The film follows three generations of the family – Rumidjah the elderly matriarch, her sons Bakti and Dwi and her teenage grand daughter Tari. Bakti is the local neighbourhood manager, an unpaid position which puts him in charge of doling out slim government welfare amongst his neighbours. The rest of his time is, of course, spent raising and training fighting fish for gambling purposes, a hobby that infuriates his wife as she spends her days cooking and selling food from the porch of their small, slum home. Bakti also has responsibility for Tari, his niece, her parents having died during her childhood. A bright, sharp though occasionally sulky teenager, Tari’s recent graduation from high school has given the whole family hope that one of their kin will finally escape the poverty which has long held the family in its grasp. Most hopeful of all is Rumidjah who seems willing to invest her entire being in the success of her granddaughter.

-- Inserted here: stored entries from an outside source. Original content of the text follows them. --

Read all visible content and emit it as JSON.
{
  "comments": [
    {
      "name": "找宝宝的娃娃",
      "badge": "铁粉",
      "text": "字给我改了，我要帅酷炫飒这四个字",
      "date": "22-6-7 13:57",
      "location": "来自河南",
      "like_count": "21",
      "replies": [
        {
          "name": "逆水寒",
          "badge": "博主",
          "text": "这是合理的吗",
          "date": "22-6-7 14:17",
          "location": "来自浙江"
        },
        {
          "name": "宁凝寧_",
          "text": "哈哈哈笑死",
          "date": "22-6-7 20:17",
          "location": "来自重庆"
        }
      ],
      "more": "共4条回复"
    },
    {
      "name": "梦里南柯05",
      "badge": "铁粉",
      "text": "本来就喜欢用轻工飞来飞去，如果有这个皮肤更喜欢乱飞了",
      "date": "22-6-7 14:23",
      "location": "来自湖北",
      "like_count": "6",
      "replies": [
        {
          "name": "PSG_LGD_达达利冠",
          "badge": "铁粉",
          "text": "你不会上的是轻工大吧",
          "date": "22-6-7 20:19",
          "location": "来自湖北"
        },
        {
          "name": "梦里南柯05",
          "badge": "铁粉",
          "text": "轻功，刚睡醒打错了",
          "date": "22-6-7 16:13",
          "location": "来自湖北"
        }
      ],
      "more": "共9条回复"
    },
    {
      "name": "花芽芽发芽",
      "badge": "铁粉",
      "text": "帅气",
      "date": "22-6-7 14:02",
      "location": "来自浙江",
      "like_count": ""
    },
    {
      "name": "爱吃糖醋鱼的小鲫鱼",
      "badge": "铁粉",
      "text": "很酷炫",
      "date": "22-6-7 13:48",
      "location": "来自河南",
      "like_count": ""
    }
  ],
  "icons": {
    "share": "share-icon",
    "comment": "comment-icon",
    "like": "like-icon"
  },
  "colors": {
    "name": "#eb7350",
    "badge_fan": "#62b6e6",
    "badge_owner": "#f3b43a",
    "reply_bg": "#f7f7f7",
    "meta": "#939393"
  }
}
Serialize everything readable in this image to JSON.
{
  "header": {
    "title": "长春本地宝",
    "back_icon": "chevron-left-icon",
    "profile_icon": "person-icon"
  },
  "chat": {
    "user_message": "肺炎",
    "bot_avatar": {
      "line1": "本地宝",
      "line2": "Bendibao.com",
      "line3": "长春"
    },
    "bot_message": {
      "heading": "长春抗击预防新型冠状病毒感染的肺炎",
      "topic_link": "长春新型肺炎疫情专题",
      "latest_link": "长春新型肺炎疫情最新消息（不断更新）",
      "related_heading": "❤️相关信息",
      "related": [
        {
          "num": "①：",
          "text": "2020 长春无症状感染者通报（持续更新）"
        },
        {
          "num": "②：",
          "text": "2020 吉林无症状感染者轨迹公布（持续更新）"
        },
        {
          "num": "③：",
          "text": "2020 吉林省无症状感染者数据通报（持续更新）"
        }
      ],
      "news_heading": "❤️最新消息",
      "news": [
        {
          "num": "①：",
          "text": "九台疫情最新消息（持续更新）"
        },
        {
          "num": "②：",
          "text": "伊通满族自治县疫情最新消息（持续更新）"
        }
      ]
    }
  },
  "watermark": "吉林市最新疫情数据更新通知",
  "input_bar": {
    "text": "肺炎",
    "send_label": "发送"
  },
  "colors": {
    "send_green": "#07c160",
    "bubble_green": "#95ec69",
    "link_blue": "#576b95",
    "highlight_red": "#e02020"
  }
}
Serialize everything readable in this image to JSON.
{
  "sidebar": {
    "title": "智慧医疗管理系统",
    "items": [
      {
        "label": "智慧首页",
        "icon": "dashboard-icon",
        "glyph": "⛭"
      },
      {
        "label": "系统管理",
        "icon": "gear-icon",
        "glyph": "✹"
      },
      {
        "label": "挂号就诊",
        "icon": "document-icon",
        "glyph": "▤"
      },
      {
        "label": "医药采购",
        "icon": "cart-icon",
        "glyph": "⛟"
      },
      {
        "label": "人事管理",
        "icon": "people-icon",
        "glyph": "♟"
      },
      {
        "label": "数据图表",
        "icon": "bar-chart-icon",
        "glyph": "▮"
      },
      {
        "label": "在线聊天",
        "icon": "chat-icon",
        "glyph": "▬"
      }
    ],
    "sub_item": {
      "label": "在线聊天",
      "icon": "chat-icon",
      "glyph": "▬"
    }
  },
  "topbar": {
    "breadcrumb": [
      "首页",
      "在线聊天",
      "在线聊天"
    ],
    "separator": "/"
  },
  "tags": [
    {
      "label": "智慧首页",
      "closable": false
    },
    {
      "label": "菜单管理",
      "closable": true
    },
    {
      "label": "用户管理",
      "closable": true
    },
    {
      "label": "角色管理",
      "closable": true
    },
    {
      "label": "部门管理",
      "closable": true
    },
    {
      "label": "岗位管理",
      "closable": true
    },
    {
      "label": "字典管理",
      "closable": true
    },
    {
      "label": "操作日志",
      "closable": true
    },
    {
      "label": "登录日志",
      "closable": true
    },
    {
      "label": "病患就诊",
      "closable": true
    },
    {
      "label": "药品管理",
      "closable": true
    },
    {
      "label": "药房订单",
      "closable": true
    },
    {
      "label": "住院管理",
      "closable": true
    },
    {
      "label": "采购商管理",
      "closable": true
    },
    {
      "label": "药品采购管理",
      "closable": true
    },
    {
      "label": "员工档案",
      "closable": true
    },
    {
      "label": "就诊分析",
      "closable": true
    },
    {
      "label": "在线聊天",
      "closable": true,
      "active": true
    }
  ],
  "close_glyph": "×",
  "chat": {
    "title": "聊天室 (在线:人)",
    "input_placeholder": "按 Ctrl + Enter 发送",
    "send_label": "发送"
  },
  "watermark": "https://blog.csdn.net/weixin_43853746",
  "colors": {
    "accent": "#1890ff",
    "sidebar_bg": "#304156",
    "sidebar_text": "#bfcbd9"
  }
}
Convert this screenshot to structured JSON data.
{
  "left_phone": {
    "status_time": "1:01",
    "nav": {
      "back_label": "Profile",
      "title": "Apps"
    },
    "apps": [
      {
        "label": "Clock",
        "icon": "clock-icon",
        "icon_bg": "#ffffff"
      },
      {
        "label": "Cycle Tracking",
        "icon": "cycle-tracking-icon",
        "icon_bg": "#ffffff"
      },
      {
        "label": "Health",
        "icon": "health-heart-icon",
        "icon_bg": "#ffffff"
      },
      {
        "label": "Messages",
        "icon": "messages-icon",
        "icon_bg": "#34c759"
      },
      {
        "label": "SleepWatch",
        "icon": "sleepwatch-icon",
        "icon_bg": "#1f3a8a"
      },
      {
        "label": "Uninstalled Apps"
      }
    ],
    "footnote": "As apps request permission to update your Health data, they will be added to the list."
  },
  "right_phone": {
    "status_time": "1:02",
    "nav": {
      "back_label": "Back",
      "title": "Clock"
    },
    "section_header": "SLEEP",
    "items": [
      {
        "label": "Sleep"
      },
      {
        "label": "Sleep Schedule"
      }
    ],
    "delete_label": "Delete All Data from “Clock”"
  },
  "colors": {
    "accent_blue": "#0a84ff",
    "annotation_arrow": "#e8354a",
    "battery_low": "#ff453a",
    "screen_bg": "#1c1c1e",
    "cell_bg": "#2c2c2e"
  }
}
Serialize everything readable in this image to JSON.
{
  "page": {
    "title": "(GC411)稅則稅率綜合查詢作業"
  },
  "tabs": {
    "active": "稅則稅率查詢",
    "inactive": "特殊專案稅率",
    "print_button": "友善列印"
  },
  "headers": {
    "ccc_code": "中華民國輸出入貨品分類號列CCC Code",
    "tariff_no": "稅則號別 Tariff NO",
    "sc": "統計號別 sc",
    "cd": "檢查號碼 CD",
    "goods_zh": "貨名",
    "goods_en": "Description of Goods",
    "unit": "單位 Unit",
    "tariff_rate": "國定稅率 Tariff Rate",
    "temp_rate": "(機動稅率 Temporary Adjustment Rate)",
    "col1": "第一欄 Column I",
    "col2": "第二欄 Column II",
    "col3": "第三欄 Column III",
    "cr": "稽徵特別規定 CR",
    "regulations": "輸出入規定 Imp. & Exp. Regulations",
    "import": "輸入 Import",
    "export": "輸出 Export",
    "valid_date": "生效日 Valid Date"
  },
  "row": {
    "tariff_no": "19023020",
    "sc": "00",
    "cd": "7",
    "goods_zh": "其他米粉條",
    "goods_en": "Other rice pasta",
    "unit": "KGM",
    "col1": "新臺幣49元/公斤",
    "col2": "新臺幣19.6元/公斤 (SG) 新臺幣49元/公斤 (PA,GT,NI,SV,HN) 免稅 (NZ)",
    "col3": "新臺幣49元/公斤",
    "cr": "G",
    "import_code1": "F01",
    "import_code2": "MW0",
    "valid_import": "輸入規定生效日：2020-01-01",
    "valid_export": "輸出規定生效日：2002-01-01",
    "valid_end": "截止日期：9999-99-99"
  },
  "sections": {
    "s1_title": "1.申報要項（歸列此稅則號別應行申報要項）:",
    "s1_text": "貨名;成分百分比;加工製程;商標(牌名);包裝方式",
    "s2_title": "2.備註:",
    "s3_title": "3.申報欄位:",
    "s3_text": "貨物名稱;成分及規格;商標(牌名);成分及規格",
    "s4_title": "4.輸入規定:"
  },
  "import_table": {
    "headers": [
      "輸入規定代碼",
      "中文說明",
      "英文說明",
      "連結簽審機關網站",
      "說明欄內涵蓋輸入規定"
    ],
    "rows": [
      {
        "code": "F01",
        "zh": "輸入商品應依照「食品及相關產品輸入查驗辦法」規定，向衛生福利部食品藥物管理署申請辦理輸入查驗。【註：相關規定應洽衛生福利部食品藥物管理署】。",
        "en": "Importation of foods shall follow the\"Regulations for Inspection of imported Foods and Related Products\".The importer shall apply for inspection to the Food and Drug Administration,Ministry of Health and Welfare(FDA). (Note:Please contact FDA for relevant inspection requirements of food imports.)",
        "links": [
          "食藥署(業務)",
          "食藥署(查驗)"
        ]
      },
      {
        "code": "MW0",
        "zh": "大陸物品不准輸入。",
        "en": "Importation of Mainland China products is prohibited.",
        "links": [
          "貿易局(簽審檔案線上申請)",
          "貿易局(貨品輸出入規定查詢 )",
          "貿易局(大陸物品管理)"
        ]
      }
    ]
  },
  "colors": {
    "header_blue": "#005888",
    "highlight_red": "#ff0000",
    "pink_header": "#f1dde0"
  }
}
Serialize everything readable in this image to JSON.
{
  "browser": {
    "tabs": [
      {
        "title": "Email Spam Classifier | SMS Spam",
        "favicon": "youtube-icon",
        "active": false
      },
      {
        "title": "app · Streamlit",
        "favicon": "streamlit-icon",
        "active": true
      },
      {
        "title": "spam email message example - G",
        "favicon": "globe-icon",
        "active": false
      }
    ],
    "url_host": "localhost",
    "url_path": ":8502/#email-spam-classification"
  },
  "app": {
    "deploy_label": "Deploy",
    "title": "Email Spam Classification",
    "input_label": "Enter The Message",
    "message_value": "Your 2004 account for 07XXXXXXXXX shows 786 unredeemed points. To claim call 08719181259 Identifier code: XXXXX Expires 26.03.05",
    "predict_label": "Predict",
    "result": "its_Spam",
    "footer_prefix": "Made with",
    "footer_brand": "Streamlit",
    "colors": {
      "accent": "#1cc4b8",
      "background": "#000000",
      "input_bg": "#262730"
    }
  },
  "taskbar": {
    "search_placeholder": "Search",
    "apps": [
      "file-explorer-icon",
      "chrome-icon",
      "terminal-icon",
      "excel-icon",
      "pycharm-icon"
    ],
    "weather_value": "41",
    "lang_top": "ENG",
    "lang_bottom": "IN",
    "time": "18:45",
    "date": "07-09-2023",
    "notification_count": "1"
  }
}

Bereft of voice-overs, title cards and interviews, Position Among the Stars presents a strikingly different account of life among the impoverished inhabitants of one of the world’s largest and most overcrowded cities. Helmrich’s camera, free from both the rigidity of the tripod and the hyperactivity of fly-on-the-wall, searches and probes each scene for emotional and dramatic weight. It moves from participant to participant, locating and focusing upon the most subtle of expressions, allowing the significance of each small drama, each brief comic aside, each telling exchange of glances to inhabit the film’s foreground. In the hands of a less assured director this material could have been an aghast, hand-wringing slice of poverty-porn but Helmrich’s focus on the people as opposed to the facts of their situation extends Position… far, far beyond that.
His commitment to this technique does, however, open certain sections of Position… up to question. While there is never any doubt that these are real people in real situations feeling real emotions, there are certain sequences and certain exchanges of dialogue in Position…which appear very much planned and rehearsed. Does this make it a less authentic account of life in the Indonesian capital? Probably not, but it does make one wonder about the veracity of some of the film’s most dramatic flashes. When Bakti disciplines Tari or rows viscously with his wife the shot pattern feels almost too perfect, the symbolism almost too apparent.
When Helmrich’s techniques do succeed, however, Position…paints a startling portrait of a country up for grabs. While it may no longer be gripped by the authoritarianism of the past, Indonesia is presented as having a deeply uneasy relationship with its new Democracy. The society is the centre of a power struggle, a collision point for different powerful forces with potentially dark motives – on one side Jihadism, on the other all-consuming Westernisation, on another Christianity and another secular Islam. These forces take particular interest in the hearts and minds of the young who they will shamelessly bribe, cajole, threaten and blackmail for their loyalty. All this conflict and philosophical warfare hangs on the head of young Tari. A high school graduate from a part of the world which produces few, Tari’s burden is not just the hopes, fears and dreams of her expectant family but the hopes, fears and dreams of Indonesia. What is all the more tragic is that her main ambition seems to consist of little more than being a sulky teen who hangs out in shopping centres, surfs Facebook and experiments with motorbike riding boyfriends – in short, to be a normal teenage girl like any other teenage girl in the world. Yet her intelligence, her ambition and the apparent moral responsibility of her family mean she cannot be that. There is simply too much riding on her success.
With Position…Helmrich has completed his trilogy with a potent, perceptive rumination on the changing nature of his family’s homeland. If, at times, it wanders into questionably dramatised territory, that is made up for by the sheer impact and power with which Helmrich delivers his vision.